Whereas the easternmost of the Severnaya Zemlya islands, Bol’shevik Island, is composed of Neoproterozoic strata, reaching up into the Vendian, October Revolution Island is dominated by Palaeozoic rocks of Cambrian to Devonian age. The relationship between the Neoproterozoic succession, mainly turbidites, and overlying Cambrian strata is apparently not exposed on either of the islands; it may be uninterrupted, as in northwestern Taymyr, or may be marked by a significant unconformity. The Early Cambrian strata on October Revolution Island are shallow marine siliciclastics that pass up, in the Middle Cambrian, into black shales and then, in the Late Cambrian, into turbidites (Bogolepova et al., 2000). A major unconformity separates these Cambrian strata from overlying Early Ordovician shallow water sandstones and limestones, which give way upwards into variegated shales, sandstones and volcanites. Evaporites, with gypsum and salt pseudomorphs are also present in the Middle Ordovician, which ends in dark shales overlain by Late Ordovician sandstones and limestones. The Silurian is dominated by thick massive limestones that give way in the Late Silurian into red marls and then Devonian conglomerates and red sandstones. Carboniferous strata are absent in Severnaya Zemlya and these Palaeozoic rocks are unconformably overlain by Triassic (or late Permian) sediments. Upright to E-vergent, tight folds dominate the structure of the October Revolution Island and Bol’shevik Island.
Ongoing work
Defining the structure and tectonic his-tory of the North Kara Terrane is the prime objective of this research programme. Ongoing analyses of structure will allow correlation with off-shore seismic surveys. In the Neoprotero-zoic and Palaezoic, the North Kara Terrane may have been an independent (micro)continent or an essential part of another major continent, eg. Baltica. The preservation of a Vendian and Palaeozoic stratigraphy allows analyses of fossil fauna and flora, palaeomagnetism, geochemistry and age of volcanites and studies of the provenance of the sediments. The North Kara Terrane structure strikes northwards to the edge of the continental shelf, being cut off by the shelf-edge and the oceanic crust of the Nansen Basin. Thus North Kara Terrane rock units probably composed the foundation for the Mesozoic strata of the eastern Lomonosov Ridge, and may have originally extended across the ridge to the Arctic margins of Amerasia.
A controversial aspect of the North Kara Terrane has been the existence of a major early Ordovician unconformity, marking a tectonic episode in the earliest Ordovician and a significant interval of uplift and erosion, prior to new deposition.
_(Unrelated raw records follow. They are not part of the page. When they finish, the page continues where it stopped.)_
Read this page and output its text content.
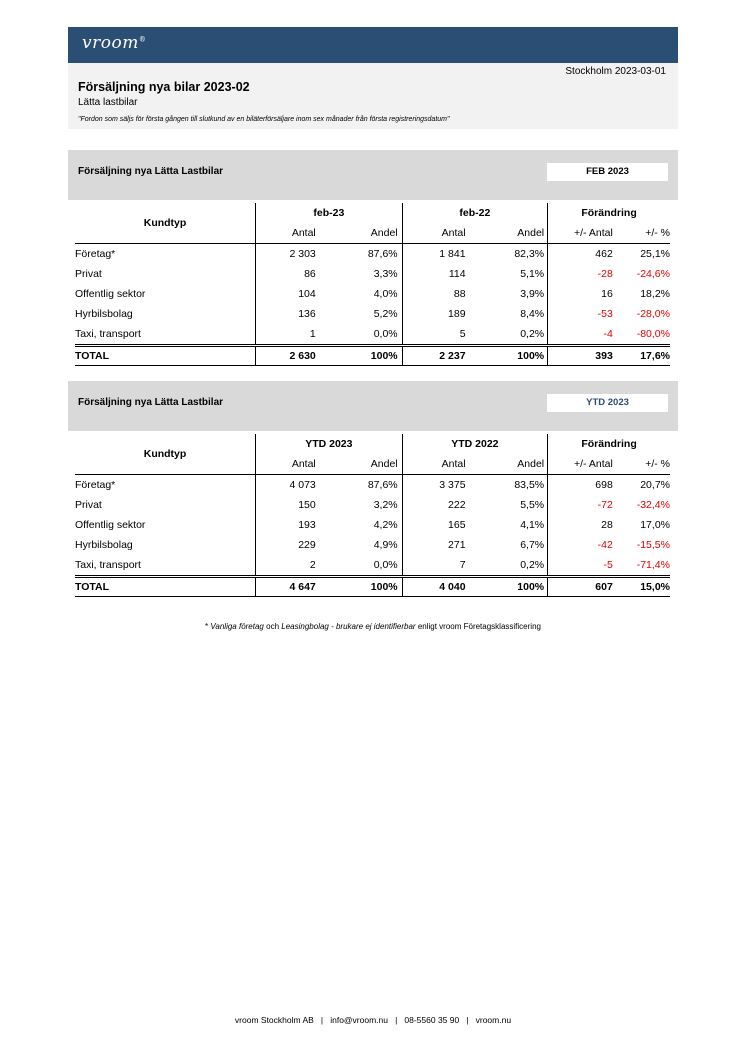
vroom®
Stockholm 2023-03-01
Försäljning nya bilar 2023-02
Lätta lastbilar
"Fordon som säljs för första gången till slutkund av en biläterförsäljare inom sex månader från första registreringsdatum"
Försäljning nya Lätta Lastbilar	FEB 2023
Kundtyp	feb-23		feb-22		Förändring	
	Antal	Andel	Antal	Andel	+/- Antal	+/- %
Företag*	2 303	87,6%	1 841	82,3%	462	25,1%
Privat	86	3,3%	114	5,1%	-28	-24,6%
Offentlig sektor	104	4,0%	88	3,9%	16	18,2%
Hyrbilsbolag	136	5,2%	189	8,4%	-53	-28,0%
Taxi, transport	1	0,0%	5	0,2%	-4	-80,0%
TOTAL	2 630	100%	2 237	100%	393	17,6%
Försäljning nya Lätta Lastbilar	YTD 2023
Kundtyp	YTD 2023		YTD 2022		Förändring	
	Antal	Andel	Antal	Andel	+/- Antal	+/- %
Företag*	4 073	87,6%	3 375	83,5%	698	20,7%
Privat	150	3,2%	222	5,5%	-72	-32,4%
Offentlig sektor	193	4,2%	165	4,1%	28	17,0%
Hyrbilsbolag	229	4,9%	271	6,7%	-42	-15,5%
Taxi, transport	2	0,0%	7	0,2%	-5	-71,4%
TOTAL	4 647	100%	4 040	100%	607	15,0%
* Vanliga företag och Leasingbolag - brukare ej identifierbar enligt vroom Företagsklassificering
vroom Stockholm AB | info@vroom.nu | 08-5560 35 90 | vroom.nu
Our previous fieldwork in 1999 confirmed the existence of this unconformity in one area (location 2 on figure 3). In 2002, a comparable major unconformity was found to be well exposed in the Kan’yon River area further east (location 4 on figure 3).
A highlight of the 2002 field season was the successful application by Lorenz of remote sensing and GIS technologies to the geological analysis. Thanks apparently to the lack of a major glaciation in this polar area during the last glacial maximum (approximately 20,000 years BP) and the long period (approximately 60,000 years) since the area was last subject to widespread ice coverage, most of the superficial deposits are essentially in situ, providing clear signatures from the underlying bedrock. Thus, satellite imagery is providing a powerful tool for detailed geological analysis; it may prove to have widespread application elsewhere in the High Arctic deserts.